Concerning the Bloomberg News Service article by Aaron Blake
“The virus death toll has surpassed Vietnam. Is the comparison fair?” in the
May 3 Star-Ledger:
It is only fair to compare death rates from Vietnam and
COVID-19 when the silent killer Agent Orange is included. No one knows how many
hundreds of thousands of U.S. veterans this chemical has killed.

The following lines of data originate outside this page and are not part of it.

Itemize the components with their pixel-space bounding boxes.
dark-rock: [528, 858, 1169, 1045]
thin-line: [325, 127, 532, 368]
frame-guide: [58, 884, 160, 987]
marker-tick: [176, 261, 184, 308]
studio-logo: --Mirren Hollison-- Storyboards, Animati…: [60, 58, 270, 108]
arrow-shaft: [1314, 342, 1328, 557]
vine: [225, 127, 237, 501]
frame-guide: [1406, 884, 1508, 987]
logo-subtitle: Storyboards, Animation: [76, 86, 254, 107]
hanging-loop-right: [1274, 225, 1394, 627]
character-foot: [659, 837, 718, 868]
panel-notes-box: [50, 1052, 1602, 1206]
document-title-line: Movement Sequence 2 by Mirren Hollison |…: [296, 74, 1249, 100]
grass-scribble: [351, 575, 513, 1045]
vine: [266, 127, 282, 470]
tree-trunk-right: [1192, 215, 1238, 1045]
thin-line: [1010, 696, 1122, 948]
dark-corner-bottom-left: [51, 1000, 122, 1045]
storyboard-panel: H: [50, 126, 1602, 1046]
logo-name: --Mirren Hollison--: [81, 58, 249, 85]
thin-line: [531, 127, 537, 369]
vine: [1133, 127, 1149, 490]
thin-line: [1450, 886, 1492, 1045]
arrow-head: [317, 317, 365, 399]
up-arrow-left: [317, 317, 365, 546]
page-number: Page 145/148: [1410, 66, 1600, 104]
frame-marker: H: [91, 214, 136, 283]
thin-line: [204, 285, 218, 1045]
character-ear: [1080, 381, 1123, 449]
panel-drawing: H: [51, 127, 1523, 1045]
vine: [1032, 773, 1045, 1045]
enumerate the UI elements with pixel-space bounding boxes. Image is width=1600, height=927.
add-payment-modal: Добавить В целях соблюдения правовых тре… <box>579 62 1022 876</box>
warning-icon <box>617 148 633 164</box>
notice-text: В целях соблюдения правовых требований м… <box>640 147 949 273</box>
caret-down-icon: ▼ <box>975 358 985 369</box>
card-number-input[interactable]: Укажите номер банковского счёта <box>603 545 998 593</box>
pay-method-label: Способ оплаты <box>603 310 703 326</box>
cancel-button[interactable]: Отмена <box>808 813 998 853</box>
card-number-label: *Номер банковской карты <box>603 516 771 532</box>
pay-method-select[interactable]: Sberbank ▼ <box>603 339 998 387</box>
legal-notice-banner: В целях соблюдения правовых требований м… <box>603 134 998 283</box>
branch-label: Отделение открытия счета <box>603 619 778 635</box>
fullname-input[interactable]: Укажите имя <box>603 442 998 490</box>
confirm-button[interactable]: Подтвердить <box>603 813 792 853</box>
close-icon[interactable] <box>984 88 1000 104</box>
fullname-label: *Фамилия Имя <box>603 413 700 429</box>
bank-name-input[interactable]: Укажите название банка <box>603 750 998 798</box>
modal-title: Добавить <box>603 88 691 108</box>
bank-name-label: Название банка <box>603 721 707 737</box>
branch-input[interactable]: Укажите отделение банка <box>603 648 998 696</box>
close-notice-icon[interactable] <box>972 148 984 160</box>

While the official U.S. death toll from the Vietnam War may
be 58,220, far more of the estimated 3.5 million who served in the war are
likely to have died — or are dying — from complications due to exposure from
toxic dioxin in Agent Orange. The military used Agent Orange as a herbicide in
Vietnam and Thailand from 1962 to 1971.
A 1998-2006 study of more than 13,000 Vietnam veterans, half
exposed to Agent Orange and half not, found that the exposed group got prostate
cancer at twice the rate as the other group. Also, those in the exposed group
were two-and-a-half times as likely to have the more deadly type of metastasis
(spreading) form of cancer.
Despite this, the federal government and the Department of
Veterans Affairs are not tracking or following up with Vietnam veterans about
these health issues. Hundreds of thousands of aging veterans are left to find
out about this silent killer on their own.